A Nicaraguan court under President Daniel Ortega stripped the citizenship from 94 exiled dissidents and declared them to be “traitors to the fatherland,” drawing sharp criticism from a regional UN watchdog agency.
Among the dissidents is perhaps Nicaragua’s most acclaimed living author, Sergio Ramirez, who once served as vice president under Ortega, who has been widely accused of authoritarianism.
Others include a Catholic bishop, Silvio Baez, and several former comrades-in-arms of Ortega in the leftist Sandinista Front that came to power in 1979, only to lose elections in 1990.
Another writer, Gioconda Belli, and a prominent human rights activist, Vilma Nunez, also were stripped of citizenship as were former Sandinista leaders Luis Carrion and Monica Baltodano and crusading journalist Carlos Fernando Chamorro.
The chief of Managua’s court of appeals, Ernesto Rodriguez Mejia, read a resolution declaring the 94 exiled dissidents to be “fugitives from justice.”
“The accused executed and continue carrying out criminal acts to the detriment of peace, sovereignty, independence and self-determination of the Nicaraguan people,” the judge said, adding that they fomented economic sabotage of the Ortega government by calling for boycotts.
“Due to these facts, the accused can no longer be considered Nicaraguan citizens,” he said. The Central America office of the UN High Commissioner for Human Rights voiced its “alarm” over the action.

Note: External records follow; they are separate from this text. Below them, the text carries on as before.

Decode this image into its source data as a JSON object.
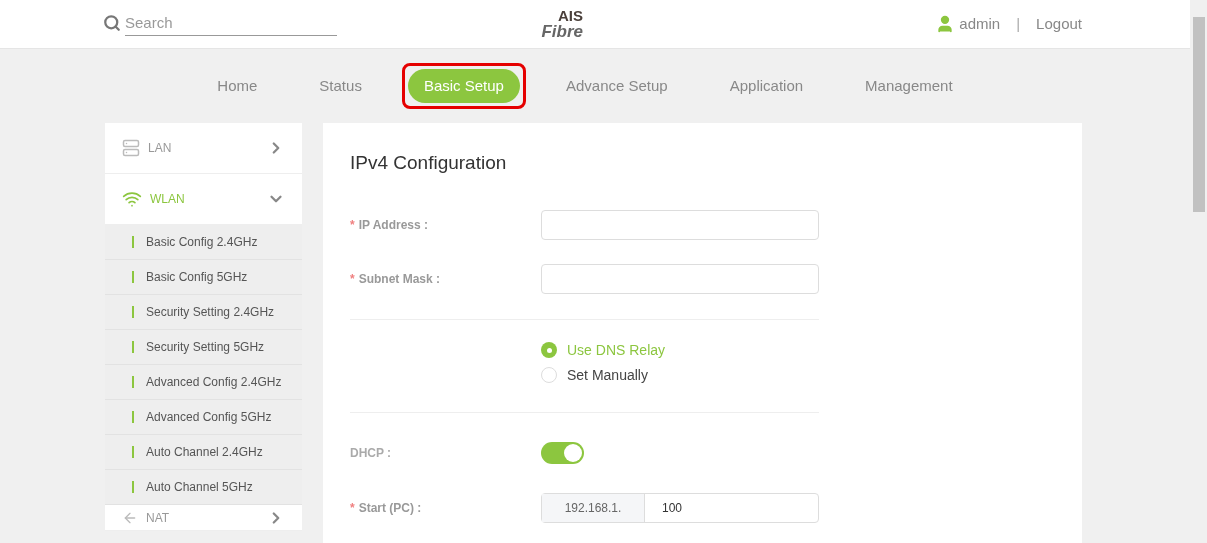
{
  "header": {
    "search": {
      "placeholder": "Search"
    },
    "logo": {
      "top": "AIS",
      "bottom": "Fibre"
    },
    "user": "admin",
    "separator": "|",
    "logout": "Logout"
  },
  "nav": [
    {
      "label": "Home",
      "selected": false,
      "highlighted": false
    },
    {
      "label": "Status",
      "selected": false,
      "highlighted": false
    },
    {
      "label": "Basic Setup",
      "selected": true,
      "highlighted": true
    },
    {
      "label": "Advance Setup",
      "selected": false,
      "highlighted": false
    },
    {
      "label": "Application",
      "selected": false,
      "highlighted": false
    },
    {
      "label": "Management",
      "selected": false,
      "highlighted": false
    }
  ],
  "sidebar": [
    {
      "label": "LAN",
      "kind": "lan",
      "expanded": false
    },
    {
      "label": "WLAN",
      "kind": "wifi",
      "expanded": true,
      "children": [
        {
          "label": "Basic Config 2.4GHz"
        },
        {
          "label": "Basic Config 5GHz"
        },
        {
          "label": "Security Setting 2.4GHz"
        },
        {
          "label": "Security Setting 5GHz"
        },
        {
          "label": "Advanced Config 2.4GHz"
        },
        {
          "label": "Advanced Config 5GHz"
        },
        {
          "label": "Auto Channel 2.4GHz"
        },
        {
          "label": "Auto Channel 5GHz"
        }
      ]
    },
    {
      "label": "NAT",
      "kind": "nat",
      "expanded": false
    }
  ],
  "form": {
    "title": "IPv4 Configuration",
    "fields": [
      {
        "label": "IP Address :",
        "marker": "*"
      },
      {
        "label": "Subnet Mask :",
        "marker": "*"
      }
    ],
    "dns": [
      {
        "label": "Use DNS Relay",
        "selected": true
      },
      {
        "label": "Set Manually",
        "selected": false
      }
    ],
    "dhcp": {
      "label": "DHCP :",
      "on": true
    },
    "start": {
      "label": "Start (PC) :",
      "marker": "*",
      "prefix": "192.168.1.",
      "value": "100"
    }
  }
}
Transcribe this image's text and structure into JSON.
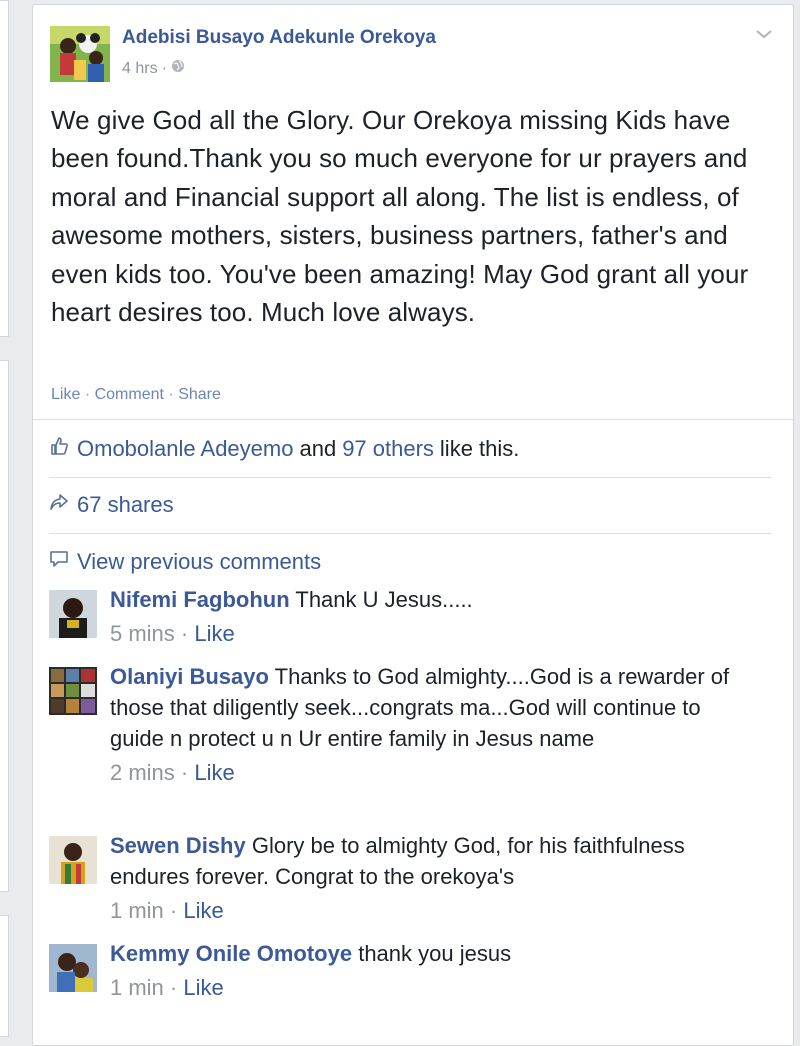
{
  "post": {
    "author": "Adebisi Busayo Adekunle Orekoya",
    "time": "4 hrs",
    "text": "We give God all the Glory. Our Orekoya missing Kids have been found.Thank you so much everyone for ur prayers and moral and Financial support all along. The list is endless, of awesome mothers, sisters, business partners, father's and even kids too. You've been amazing! May God grant all your heart desires too. Much love always.",
    "actions": {
      "like": "Like",
      "comment": "Comment",
      "share": "Share",
      "separator": "·"
    }
  },
  "likes": {
    "name": "Omobolanle Adeyemo",
    "and": "and",
    "others": "97 others",
    "suffix": "like this."
  },
  "shares": {
    "label": "67 shares"
  },
  "view_previous": "View previous comments",
  "comments": [
    {
      "name": "Nifemi Fagbohun",
      "text": "Thank U Jesus.....",
      "time": "5 mins",
      "like": "Like"
    },
    {
      "name": "Olaniyi Busayo",
      "text": "Thanks to God almighty....God is a rewarder of those that diligently seek...congrats ma...God will continue to guide n protect u n Ur entire family in Jesus name",
      "time": "2 mins",
      "like": "Like"
    },
    {
      "name": "Sewen Dishy",
      "text": "Glory be to almighty God, for his faithfulness endures forever. Congrat to the orekoya's",
      "time": "1 min",
      "like": "Like"
    },
    {
      "name": "Kemmy Onile Omotoye",
      "text": "thank you jesus",
      "time": "1 min",
      "like": "Like"
    }
  ],
  "icons": {
    "chevron": "chevron-down-icon",
    "globe": "globe-icon",
    "like": "thumbs-up-icon",
    "share": "share-arrow-icon",
    "comment": "comment-bubble-icon"
  },
  "colors": {
    "link": "#3b5998",
    "text": "#1d2129",
    "muted": "#90949c",
    "background": "#e9ebee"
  }
}
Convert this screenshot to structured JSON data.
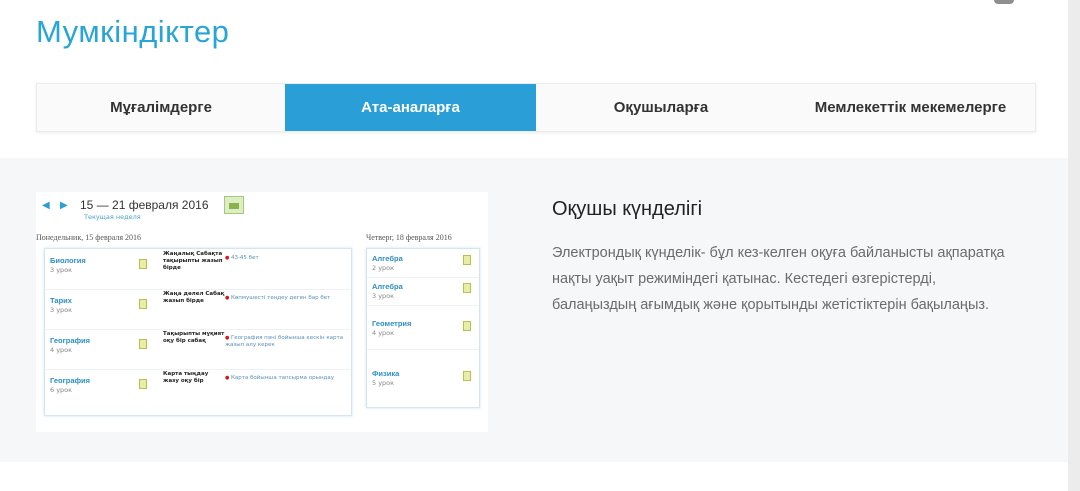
{
  "page": {
    "title": "Мумкіндіктер"
  },
  "tabs": [
    {
      "label": "Мұғалімдерге",
      "active": false
    },
    {
      "label": "Ата-аналарға",
      "active": true
    },
    {
      "label": "Оқушыларға",
      "active": false
    },
    {
      "label": "Мемлекеттік мекемелерге",
      "active": false
    }
  ],
  "preview": {
    "prev_icon": "◀",
    "next_icon": "▶",
    "range": "15 — 21 февраля 2016",
    "current_week": "Текущая неделя",
    "left_day": {
      "date": "Понедельник, 15 февраля 2016",
      "rows": [
        {
          "subject": "Биология",
          "lessons": "3 урок",
          "homework": "Жаңалық Сабақта тақырыпты жазып бірде",
          "task": "43-45 бет"
        },
        {
          "subject": "Тарих",
          "lessons": "3 урок",
          "homework": "Жаңа дәлел Сабақ жазып бірде",
          "task": "Көпмүшесті теңдеу деген бар бет"
        },
        {
          "subject": "География",
          "lessons": "4 урок",
          "homework": "Тақырыпты мұқият оқу бір сабақ",
          "task": "География пәні бойынша кескін карта жазып алу керек"
        },
        {
          "subject": "География",
          "lessons": "6 урок",
          "homework": "Карта тыңдау жазу оқу бір",
          "task": "Карта бойынша тапсырма орындау"
        }
      ]
    },
    "right_day": {
      "date": "Четверг, 18 февраля 2016",
      "rows": [
        {
          "subject": "Алгебра",
          "lessons": "2 урок"
        },
        {
          "subject": "Алгебра",
          "lessons": "3 урок"
        },
        {
          "subject": "Геометрия",
          "lessons": "4 урок"
        },
        {
          "subject": "Физика",
          "lessons": "5 урок"
        }
      ]
    }
  },
  "description": {
    "title": "Оқушы күнделігі",
    "body": "Электрондық күнделік- бұл кез-келген оқуға байланысты ақпаратқа нақты уақыт режиміндегі қатынас. Кестедегі өзгерістерді, балаңыздың ағымдық және қорытынды жетістіктерін бақылаңыз."
  },
  "colors": {
    "accent": "#27a5d6",
    "active_tab": "#2a9ed6"
  }
}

“We condemn in the strongest possible terms the new wave of violations of (human rights) and call on the state to immediately cease persecution and reprisal” against dissidents and human rights defenders, the office tweeted.
Since large-scale street protests erupted against his rule in 2018, Ortega has employed heavily armed paramilitary squads to crush opposition and jailed all major opposition figures.
The Ortega government freed and expelled a group of 222 jailed dissidents last week, yanking their citizenship after putting them on a charter flight to Washington.
Ortega came back to power after 2007 elections, and has steadily seized control over all branches of government.
Ramirez, the writer, who is exiled in Spain, broke with the Sandinista Front in the mid-1990s, when he founded a political movement that vowed to adhere to democratic principles.
Ramirez failed in a 1996 bid for the presidency, but has had far more luck in his writing career, winning the 2017 Cervantes Prize given by the Spanish government, which is the most prestigious literary prize in the Spanish-speaking world.